Project Members
- Tom Güldemann
- Christfried Naumann
- Robyn Loughnane
- Anne-Maria Fehn
Inheritance and contact in a language complex: the case of Taa varieties (Tuu family)
Taa, the only surviving member of the Tuu family (formerly "Southern Khoisan") with a substantial number of speakers, is a large cluster of dialects spoken by small bands of former hunter-gatherers (commonly referred to as "San") and stretching geographically from east-central Namibia from the Nossob River over the former Aminuis reserve into the Ghanzi and Kgalagadi Districts of Botswana up to a line Okwa-Tsetseng-Dutlwe-Werda. Mutual intelligibility usually exists between neighboring varieties, but differences between geographically remote dialects can amount to a linguistic distance found between languages. However, the dialectal diversity of Taa is still hardly documented.

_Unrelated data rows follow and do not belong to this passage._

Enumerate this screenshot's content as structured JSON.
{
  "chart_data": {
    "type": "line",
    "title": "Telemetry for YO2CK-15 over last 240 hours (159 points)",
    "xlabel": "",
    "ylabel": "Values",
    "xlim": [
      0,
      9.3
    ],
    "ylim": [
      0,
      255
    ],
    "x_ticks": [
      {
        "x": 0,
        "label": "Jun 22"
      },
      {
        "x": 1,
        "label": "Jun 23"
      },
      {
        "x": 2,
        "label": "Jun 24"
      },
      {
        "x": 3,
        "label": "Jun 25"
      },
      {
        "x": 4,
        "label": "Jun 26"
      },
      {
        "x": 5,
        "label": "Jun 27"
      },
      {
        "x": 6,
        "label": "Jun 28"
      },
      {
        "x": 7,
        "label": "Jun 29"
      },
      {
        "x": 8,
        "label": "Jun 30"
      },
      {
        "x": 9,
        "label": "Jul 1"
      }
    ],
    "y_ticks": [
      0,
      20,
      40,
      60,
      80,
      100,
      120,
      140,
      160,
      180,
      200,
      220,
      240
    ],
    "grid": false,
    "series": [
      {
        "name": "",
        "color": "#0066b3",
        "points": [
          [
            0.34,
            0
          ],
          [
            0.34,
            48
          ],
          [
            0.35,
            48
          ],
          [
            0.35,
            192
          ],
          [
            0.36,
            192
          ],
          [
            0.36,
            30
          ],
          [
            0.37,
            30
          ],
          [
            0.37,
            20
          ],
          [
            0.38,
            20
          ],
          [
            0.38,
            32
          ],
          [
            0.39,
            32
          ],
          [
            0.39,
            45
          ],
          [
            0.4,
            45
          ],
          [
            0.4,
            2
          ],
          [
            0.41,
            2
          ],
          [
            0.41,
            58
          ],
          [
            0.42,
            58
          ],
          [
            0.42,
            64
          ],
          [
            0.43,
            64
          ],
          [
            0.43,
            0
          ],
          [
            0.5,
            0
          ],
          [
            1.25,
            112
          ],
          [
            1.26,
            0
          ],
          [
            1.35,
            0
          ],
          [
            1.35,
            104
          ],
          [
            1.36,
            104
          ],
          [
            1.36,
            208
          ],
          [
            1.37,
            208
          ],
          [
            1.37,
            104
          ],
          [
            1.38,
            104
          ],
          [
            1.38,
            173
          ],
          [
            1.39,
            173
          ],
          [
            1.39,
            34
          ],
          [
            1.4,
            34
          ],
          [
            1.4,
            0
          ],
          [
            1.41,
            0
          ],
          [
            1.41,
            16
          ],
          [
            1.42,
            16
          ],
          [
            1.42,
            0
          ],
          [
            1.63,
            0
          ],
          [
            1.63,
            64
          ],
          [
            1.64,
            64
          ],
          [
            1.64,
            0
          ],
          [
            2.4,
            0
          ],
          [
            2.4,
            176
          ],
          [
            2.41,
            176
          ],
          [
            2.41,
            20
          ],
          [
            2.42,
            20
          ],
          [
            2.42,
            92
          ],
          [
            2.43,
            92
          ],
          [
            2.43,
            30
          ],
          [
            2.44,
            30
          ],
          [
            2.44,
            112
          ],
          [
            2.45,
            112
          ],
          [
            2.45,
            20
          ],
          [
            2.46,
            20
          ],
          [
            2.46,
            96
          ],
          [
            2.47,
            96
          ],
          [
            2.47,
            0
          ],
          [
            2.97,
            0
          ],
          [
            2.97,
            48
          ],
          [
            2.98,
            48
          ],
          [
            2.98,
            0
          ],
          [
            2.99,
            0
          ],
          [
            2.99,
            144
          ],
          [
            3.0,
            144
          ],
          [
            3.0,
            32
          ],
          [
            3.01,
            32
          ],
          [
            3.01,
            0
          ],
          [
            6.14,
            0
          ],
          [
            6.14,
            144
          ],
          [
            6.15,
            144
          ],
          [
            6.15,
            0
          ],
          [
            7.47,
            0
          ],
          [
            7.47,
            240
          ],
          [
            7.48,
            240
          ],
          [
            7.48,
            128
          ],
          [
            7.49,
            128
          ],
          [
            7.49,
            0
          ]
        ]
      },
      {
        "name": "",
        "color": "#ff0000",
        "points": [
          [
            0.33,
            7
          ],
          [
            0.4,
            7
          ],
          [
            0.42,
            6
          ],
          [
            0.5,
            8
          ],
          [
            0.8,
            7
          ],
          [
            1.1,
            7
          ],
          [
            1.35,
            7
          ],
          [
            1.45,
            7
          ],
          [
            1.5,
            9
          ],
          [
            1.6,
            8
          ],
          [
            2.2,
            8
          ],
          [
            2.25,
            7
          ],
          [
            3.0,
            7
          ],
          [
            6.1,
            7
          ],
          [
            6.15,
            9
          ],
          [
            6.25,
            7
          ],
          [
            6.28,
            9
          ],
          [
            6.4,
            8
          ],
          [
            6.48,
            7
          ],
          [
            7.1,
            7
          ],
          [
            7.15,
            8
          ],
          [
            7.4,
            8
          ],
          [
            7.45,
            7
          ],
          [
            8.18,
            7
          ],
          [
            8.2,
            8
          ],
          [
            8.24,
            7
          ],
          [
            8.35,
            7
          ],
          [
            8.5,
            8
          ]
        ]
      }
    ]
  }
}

In its wide geographical range Taa speakers have been and still are in contact with a wide variety of different ethnolinguistic groups speaking languages belonging to five different language families: Tuu (other than Taa itself), Khoe, Ju-ǂHoan, Bantu, and Germanic. The great number of contact languages from different genealogical groups and the variety of contact situations (i.e. Taa in contact with languages of equal or higher social prestige) provide an ideal laboratory in which we could explore how a widespread language complex could diversify internally through differential language contact. Despite the still limited data on the Taa complex it can already be discerned that some of its internal diversity is due to the different contact situations the individual Taa dialects were in.

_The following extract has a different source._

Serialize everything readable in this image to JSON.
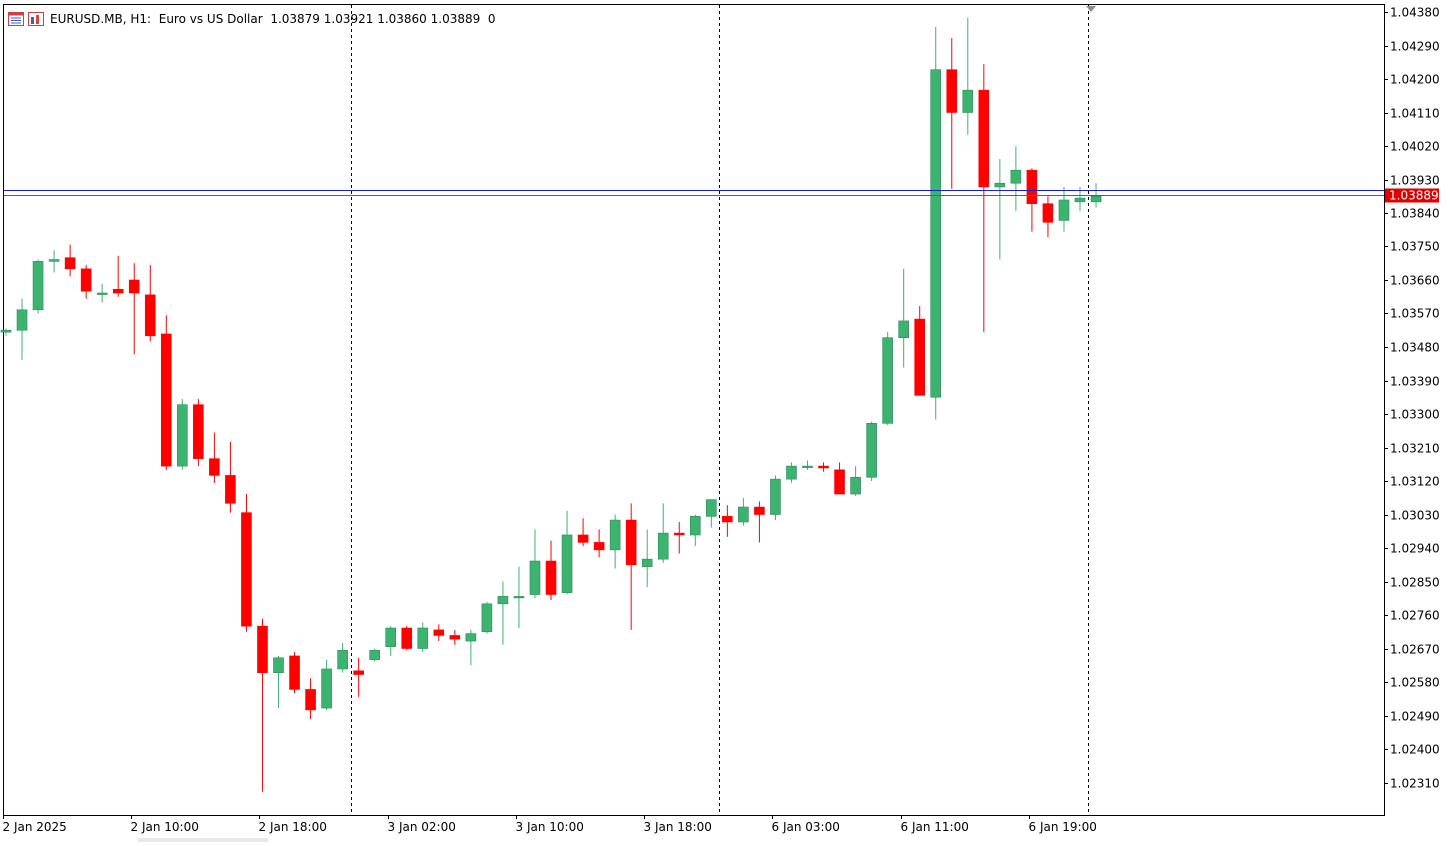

The geolinguistic setting of Taa provided the background for the following project goals:
- continued/first documentation and analysis of Taa dialects
- identification of the inter-dialectal divergence across the entire Taa cluster
- survey of the southern sphere of Taa searching for possibly surviving San contact languages
- systematization of non-Taa data on discourse, morphosyntax, lexicon, phonetics-phonology
- comparison of Taa and non-Taa data with respect to language contact
The documentation component was planned to involve local researchers and native speakers who were trained as far as possible in the necessary field work methods.